Could someone walk me through this problem?
6CO2 + 6H2O --> C6H12O6 + 6O2
partial pressure of CO2 is .26Torr, temp is 25 celsius, calculate volume of air to prouduce 10g glucose
I keep getting confused with stoichiometry....my thinking: convert 10 g glucose to moles (which I found to be .0556 mol) and then I'll need that because there's a 6:1 mole relationship with CO2..but I'm not completely sure how to use this.
moles glucose = 10g/180.16 = ??
moles CO2 = moles glucose x (6 moles CO2/1 mole glucose) = 6 x moles glucose.
To solve this problem, you are on the right track with using stoichiometry. Let's break it down step by step:
Step 1: Convert 10 g of glucose to moles. To do this, we need to know the molar mass of glucose. The molar mass of glucose (C6H12O6) is approximately 180.16 g/mol. Therefore, we can calculate the number of moles of glucose as follows:
moles of glucose = mass of glucose / molar mass
moles of glucose = 10 g / 180.16 g/mol ≈ 0.0555 mol
Step 2: Determine the mole ratio between glucose and carbon dioxide (CO2) using the balanced equation. From the equation, we can see that for every 1 mole of glucose produced, 6 moles of carbon dioxide are consumed.
Therefore, the mole ratio of glucose to carbon dioxide is 1:6. This means that for the production of 0.0555 moles of glucose, we need 0.0555 * 6 = 0.333 moles of carbon dioxide.
Step 3: Convert moles of carbon dioxide to volume using the ideal gas law.

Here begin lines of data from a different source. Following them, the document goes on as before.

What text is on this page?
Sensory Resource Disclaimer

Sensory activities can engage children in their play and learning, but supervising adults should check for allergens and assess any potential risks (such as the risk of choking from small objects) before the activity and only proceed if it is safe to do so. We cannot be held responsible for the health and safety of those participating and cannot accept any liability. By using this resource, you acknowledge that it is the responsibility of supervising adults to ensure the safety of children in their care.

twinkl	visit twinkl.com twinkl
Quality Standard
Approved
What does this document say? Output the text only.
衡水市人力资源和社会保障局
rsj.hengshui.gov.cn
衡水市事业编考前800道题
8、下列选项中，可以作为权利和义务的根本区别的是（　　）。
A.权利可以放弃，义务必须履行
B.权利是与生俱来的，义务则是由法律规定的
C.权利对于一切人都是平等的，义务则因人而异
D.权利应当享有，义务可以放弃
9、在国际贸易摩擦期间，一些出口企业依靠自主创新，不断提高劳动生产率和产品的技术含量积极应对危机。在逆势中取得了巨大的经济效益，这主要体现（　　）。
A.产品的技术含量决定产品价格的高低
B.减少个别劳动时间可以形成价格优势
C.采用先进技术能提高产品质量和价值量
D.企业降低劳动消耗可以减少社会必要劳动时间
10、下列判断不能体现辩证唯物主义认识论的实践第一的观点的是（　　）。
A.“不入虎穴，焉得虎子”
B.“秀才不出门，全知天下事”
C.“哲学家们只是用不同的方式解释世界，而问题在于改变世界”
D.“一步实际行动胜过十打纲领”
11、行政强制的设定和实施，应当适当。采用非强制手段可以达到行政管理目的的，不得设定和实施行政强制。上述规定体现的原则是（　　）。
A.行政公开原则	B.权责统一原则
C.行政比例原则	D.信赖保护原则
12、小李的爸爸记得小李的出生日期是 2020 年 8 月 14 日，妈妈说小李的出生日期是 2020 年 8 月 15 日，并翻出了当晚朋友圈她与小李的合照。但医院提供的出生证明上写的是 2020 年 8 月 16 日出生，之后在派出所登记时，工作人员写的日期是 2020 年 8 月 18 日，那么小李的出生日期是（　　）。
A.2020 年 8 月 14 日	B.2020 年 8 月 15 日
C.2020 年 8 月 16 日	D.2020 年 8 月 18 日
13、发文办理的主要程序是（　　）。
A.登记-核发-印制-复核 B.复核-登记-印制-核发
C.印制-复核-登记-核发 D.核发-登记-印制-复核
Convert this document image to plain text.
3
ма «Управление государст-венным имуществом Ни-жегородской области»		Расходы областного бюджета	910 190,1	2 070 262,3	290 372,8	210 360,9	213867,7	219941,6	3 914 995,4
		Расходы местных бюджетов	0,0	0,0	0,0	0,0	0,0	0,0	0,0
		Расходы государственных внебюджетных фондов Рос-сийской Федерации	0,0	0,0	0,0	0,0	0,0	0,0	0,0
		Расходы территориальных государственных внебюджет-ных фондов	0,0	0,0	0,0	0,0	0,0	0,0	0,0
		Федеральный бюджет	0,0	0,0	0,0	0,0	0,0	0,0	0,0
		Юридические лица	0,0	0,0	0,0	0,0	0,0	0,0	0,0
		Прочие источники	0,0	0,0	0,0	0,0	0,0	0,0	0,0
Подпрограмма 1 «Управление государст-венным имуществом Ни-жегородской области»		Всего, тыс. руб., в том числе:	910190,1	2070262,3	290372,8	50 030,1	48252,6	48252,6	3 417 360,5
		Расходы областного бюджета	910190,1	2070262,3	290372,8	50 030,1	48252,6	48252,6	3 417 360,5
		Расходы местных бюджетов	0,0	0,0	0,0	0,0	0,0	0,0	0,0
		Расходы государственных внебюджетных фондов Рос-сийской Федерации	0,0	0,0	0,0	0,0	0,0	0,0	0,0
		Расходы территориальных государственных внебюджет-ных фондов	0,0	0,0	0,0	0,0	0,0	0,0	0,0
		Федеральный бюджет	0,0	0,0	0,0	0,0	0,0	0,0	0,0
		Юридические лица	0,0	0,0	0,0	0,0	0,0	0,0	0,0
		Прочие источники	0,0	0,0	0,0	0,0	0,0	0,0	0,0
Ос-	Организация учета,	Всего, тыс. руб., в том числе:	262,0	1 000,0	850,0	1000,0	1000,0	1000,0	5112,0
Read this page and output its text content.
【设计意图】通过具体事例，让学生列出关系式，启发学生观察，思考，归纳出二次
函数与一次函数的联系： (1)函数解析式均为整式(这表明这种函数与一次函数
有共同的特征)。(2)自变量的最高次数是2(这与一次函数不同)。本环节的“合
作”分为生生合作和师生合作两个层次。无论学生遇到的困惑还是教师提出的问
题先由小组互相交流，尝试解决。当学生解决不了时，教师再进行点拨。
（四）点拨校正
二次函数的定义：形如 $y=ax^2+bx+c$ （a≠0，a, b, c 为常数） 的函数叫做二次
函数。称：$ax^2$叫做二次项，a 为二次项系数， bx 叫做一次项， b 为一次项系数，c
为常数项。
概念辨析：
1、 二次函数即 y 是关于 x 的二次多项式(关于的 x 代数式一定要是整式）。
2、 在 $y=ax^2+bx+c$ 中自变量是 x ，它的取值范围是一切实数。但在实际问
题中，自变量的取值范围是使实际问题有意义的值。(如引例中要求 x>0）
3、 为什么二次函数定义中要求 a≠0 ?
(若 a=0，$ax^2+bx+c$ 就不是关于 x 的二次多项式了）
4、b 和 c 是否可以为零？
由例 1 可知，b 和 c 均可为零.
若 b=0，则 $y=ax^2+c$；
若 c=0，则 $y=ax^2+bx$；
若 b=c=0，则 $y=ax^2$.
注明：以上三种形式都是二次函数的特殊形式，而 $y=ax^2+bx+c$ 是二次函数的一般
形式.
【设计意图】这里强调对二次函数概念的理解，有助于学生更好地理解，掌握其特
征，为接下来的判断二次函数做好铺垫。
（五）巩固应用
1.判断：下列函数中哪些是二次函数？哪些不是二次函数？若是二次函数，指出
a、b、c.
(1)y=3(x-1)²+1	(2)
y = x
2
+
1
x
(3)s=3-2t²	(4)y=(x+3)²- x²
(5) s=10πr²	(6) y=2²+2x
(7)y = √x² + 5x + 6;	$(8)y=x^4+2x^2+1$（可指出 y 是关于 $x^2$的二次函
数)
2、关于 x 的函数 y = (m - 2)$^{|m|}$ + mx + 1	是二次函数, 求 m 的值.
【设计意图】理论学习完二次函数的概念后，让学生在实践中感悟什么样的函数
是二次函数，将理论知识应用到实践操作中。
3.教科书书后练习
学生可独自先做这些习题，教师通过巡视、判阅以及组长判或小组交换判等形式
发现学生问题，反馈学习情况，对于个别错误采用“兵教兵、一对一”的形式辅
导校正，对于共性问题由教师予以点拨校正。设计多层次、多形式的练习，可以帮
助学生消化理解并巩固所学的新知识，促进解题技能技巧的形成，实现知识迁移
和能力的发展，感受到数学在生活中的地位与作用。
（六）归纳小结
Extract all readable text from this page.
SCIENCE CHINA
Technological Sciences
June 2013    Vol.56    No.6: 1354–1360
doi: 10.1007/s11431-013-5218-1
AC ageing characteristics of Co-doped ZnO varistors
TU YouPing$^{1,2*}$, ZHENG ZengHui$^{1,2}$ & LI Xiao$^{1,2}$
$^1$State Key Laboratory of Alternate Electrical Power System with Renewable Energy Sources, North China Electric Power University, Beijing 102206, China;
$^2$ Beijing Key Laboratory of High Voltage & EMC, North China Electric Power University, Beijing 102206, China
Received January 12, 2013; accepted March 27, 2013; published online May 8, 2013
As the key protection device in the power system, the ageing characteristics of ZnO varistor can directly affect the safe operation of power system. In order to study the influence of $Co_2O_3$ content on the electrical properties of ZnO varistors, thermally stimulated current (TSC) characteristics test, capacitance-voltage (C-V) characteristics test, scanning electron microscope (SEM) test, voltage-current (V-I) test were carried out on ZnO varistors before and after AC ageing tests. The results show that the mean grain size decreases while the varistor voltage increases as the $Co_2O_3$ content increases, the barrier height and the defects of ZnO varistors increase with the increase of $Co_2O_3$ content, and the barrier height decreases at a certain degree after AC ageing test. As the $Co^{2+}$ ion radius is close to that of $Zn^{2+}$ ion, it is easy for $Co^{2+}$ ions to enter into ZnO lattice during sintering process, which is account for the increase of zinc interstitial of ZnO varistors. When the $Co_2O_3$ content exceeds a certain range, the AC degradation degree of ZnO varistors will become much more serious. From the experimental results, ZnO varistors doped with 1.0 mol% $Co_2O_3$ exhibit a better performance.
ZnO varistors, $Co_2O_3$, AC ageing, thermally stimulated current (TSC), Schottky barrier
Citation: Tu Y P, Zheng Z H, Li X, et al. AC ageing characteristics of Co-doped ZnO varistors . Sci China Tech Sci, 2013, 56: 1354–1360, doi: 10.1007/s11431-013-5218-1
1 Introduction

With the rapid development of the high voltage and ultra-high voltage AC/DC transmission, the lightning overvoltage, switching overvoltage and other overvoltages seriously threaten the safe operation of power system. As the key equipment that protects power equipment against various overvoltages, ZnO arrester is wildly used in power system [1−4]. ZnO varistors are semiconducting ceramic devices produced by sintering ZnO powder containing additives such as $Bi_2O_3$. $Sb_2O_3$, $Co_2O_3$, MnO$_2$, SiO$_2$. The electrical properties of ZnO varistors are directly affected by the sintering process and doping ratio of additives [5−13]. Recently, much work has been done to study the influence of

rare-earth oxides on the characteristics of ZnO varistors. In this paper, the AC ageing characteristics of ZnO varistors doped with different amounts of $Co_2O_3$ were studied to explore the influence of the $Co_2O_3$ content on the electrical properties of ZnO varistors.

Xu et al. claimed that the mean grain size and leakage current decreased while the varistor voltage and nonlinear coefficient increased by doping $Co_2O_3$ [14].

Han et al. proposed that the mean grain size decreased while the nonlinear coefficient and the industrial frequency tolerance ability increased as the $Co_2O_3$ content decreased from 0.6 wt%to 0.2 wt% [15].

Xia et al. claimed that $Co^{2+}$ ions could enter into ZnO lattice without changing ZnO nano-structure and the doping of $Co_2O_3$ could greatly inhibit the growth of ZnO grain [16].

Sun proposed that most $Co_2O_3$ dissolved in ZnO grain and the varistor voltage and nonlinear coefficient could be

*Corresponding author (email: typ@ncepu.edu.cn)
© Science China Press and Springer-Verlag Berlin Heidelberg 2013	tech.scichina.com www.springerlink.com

The ideal gas law equation is as follows:
PV = nRT
where P is the pressure, V is the volume, n is the number of moles, R is the ideal gas constant (0.0821 L*atm/(mol*K)), and T is the temperature in Kelvin.
First, we need to convert the temperature from Celsius to Kelvin by adding 273.15:
T = 25°C + 273.15 = 298.15 K
Now, we can solve for volume. Rearranging the ideal gas law equation, we get:
V = nRT / P
where V is the volume, n is the number of moles of gas, R is the ideal gas constant, and P is the pressure.
V = 0.333 mol * 0.0821 L*atm/(mol*K) * 298.15 K / 0.26 atm ≈ 32.7 L
So, the volume of air required to produce 10 g of glucose at a partial pressure of CO2 of 0.26 Torr and a temperature of 25°C is approximately 32.7 liters.